The goal of the pilot project was to open up new study opportunities and occupational fields for people with visual impairments that had not been accessible to them until then - especially in the natural sciences, engineering and economics. Modern information and communication technologies played an important role then as now. The pilot proved to be extremely successful and was anchored in 1993 as the Study Center for Visually Impaired Students at the Faculty of Computer Science. Until 2011, the SZS was led by the managing director, Joachim Klaus and the scientific director, Professor Roland Vollmar.

Since 2011, Professor Dr.-Ing. Rainer Stiefelhagen has headed the Study Center for the Visually Impaired - and with it the professorship for computer science systems for visually impaired students, which is unique in Germany.

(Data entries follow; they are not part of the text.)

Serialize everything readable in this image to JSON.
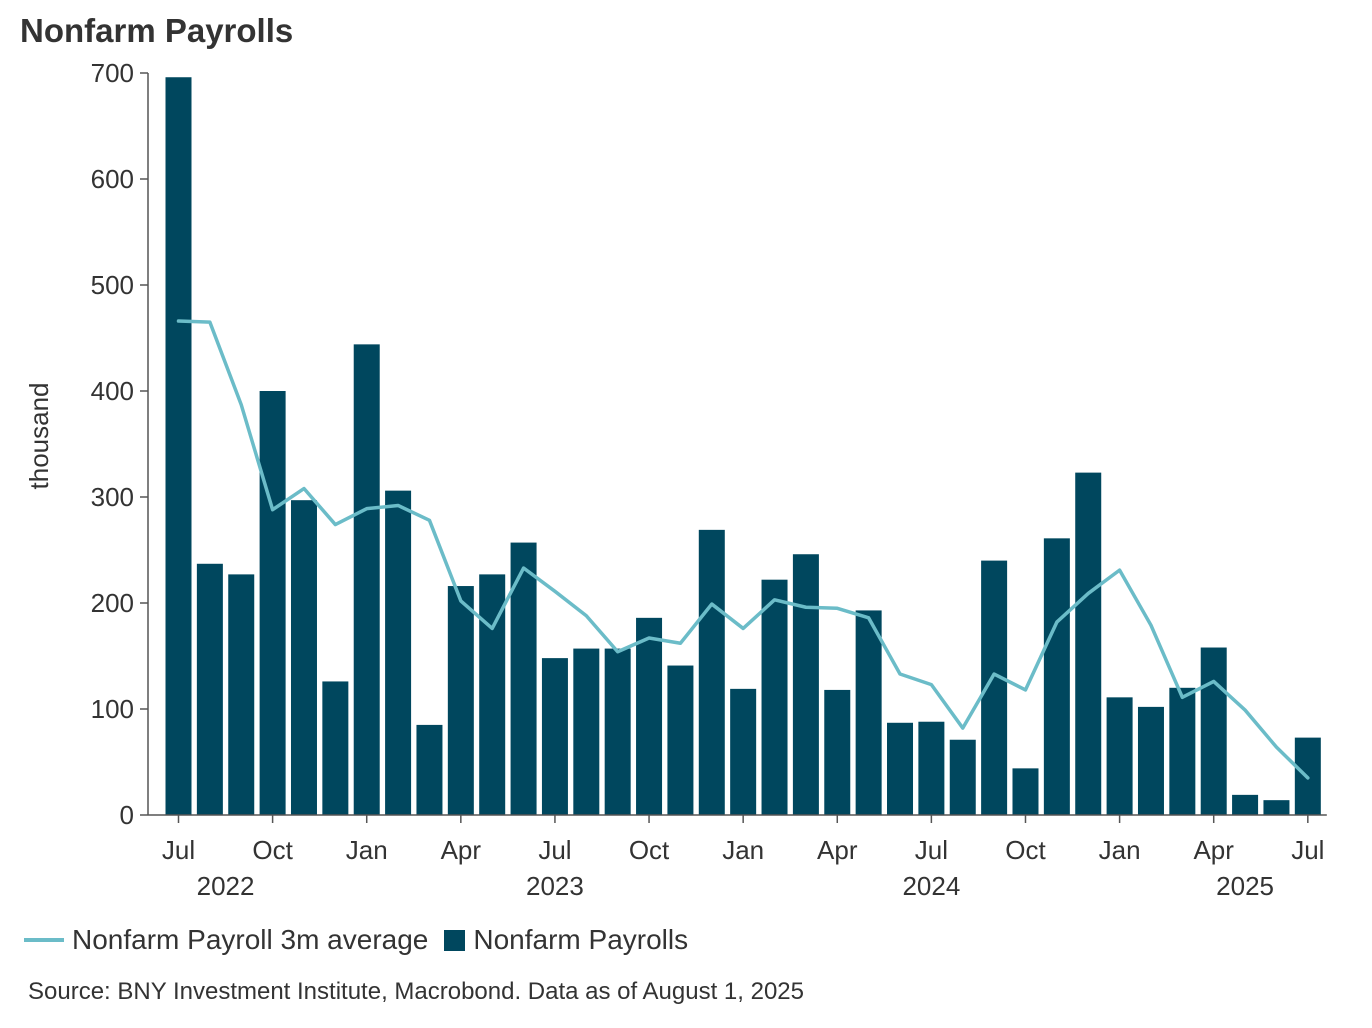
{
  "title": "Nonfarm Payrolls",
  "source": "Source: BNY Investment Institute, Macrobond. Data as of August 1, 2025",
  "colors": {
    "bar": "#00475e",
    "line": "#6bbcc8"
  },
  "chart_data": {
    "type": "bar",
    "ylabel": "thousand",
    "ylim": [
      0,
      700
    ],
    "yticks": [
      0,
      100,
      200,
      300,
      400,
      500,
      600,
      700
    ],
    "grid": false,
    "legend_position": "bottom-left",
    "x_tick_labels": [
      {
        "index": 0,
        "label": "Jul"
      },
      {
        "index": 3,
        "label": "Oct"
      },
      {
        "index": 6,
        "label": "Jan"
      },
      {
        "index": 9,
        "label": "Apr"
      },
      {
        "index": 12,
        "label": "Jul"
      },
      {
        "index": 15,
        "label": "Oct"
      },
      {
        "index": 18,
        "label": "Jan"
      },
      {
        "index": 21,
        "label": "Apr"
      },
      {
        "index": 24,
        "label": "Jul"
      },
      {
        "index": 27,
        "label": "Oct"
      },
      {
        "index": 30,
        "label": "Jan"
      },
      {
        "index": 33,
        "label": "Apr"
      },
      {
        "index": 36,
        "label": "Jul"
      }
    ],
    "year_labels": [
      {
        "index": 1.5,
        "label": "2022"
      },
      {
        "index": 12,
        "label": "2023"
      },
      {
        "index": 24,
        "label": "2024"
      },
      {
        "index": 34,
        "label": "2025"
      }
    ],
    "categories": [
      "2022-07",
      "2022-08",
      "2022-09",
      "2022-10",
      "2022-11",
      "2022-12",
      "2023-01",
      "2023-02",
      "2023-03",
      "2023-04",
      "2023-05",
      "2023-06",
      "2023-07",
      "2023-08",
      "2023-09",
      "2023-10",
      "2023-11",
      "2023-12",
      "2024-01",
      "2024-02",
      "2024-03",
      "2024-04",
      "2024-05",
      "2024-06",
      "2024-07",
      "2024-08",
      "2024-09",
      "2024-10",
      "2024-11",
      "2024-12",
      "2025-01",
      "2025-02",
      "2025-03",
      "2025-04",
      "2025-05",
      "2025-06",
      "2025-07"
    ],
    "series": [
      {
        "name": "Nonfarm Payrolls",
        "kind": "bar",
        "values": [
          696,
          237,
          227,
          400,
          297,
          126,
          444,
          306,
          85,
          216,
          227,
          257,
          148,
          157,
          157,
          186,
          141,
          269,
          119,
          222,
          246,
          118,
          193,
          87,
          88,
          71,
          240,
          44,
          261,
          323,
          111,
          102,
          120,
          158,
          19,
          14,
          73
        ]
      },
      {
        "name": "Nonfarm Payroll 3m average",
        "kind": "line",
        "values": [
          466,
          465,
          387,
          288,
          308,
          274,
          289,
          292,
          278,
          202,
          176,
          233,
          211,
          188,
          154,
          167,
          162,
          199,
          176,
          203,
          196,
          195,
          186,
          133,
          123,
          82,
          133,
          118,
          182,
          209,
          231,
          179,
          111,
          126,
          99,
          64,
          35
        ]
      }
    ]
  }
}
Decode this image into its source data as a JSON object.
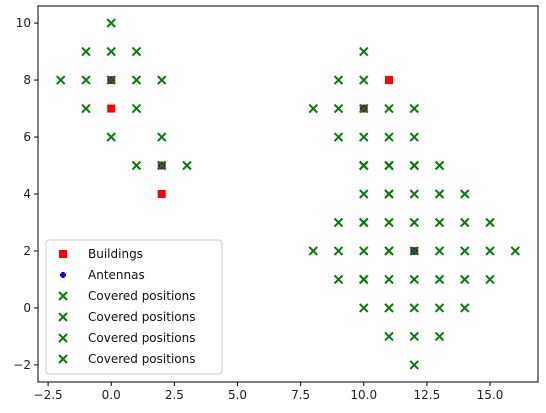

Together with the Computer Vision for Human-Computer Interaction research group (cv:hci) and the ACCESS@KIT, innovative assistive technologies are being developed, such as AI-based methods for semi-automatic preparation of teaching materials or mobility support systems.

Through the supportive work of ACCESS@KIT, students with blindness and low vision can study self-determinedly and inclusively at KIT.

In 2016, the Accessibility Lab was opened with the financial support of the Quandt Foundation. The Lab develops and tests new approaches to assistive technologies and barrier-free information access, as well as accessible work and lab environments. In the print lab, tactile and three-dimensional teaching materials are also developed together with KIT students and faculty members.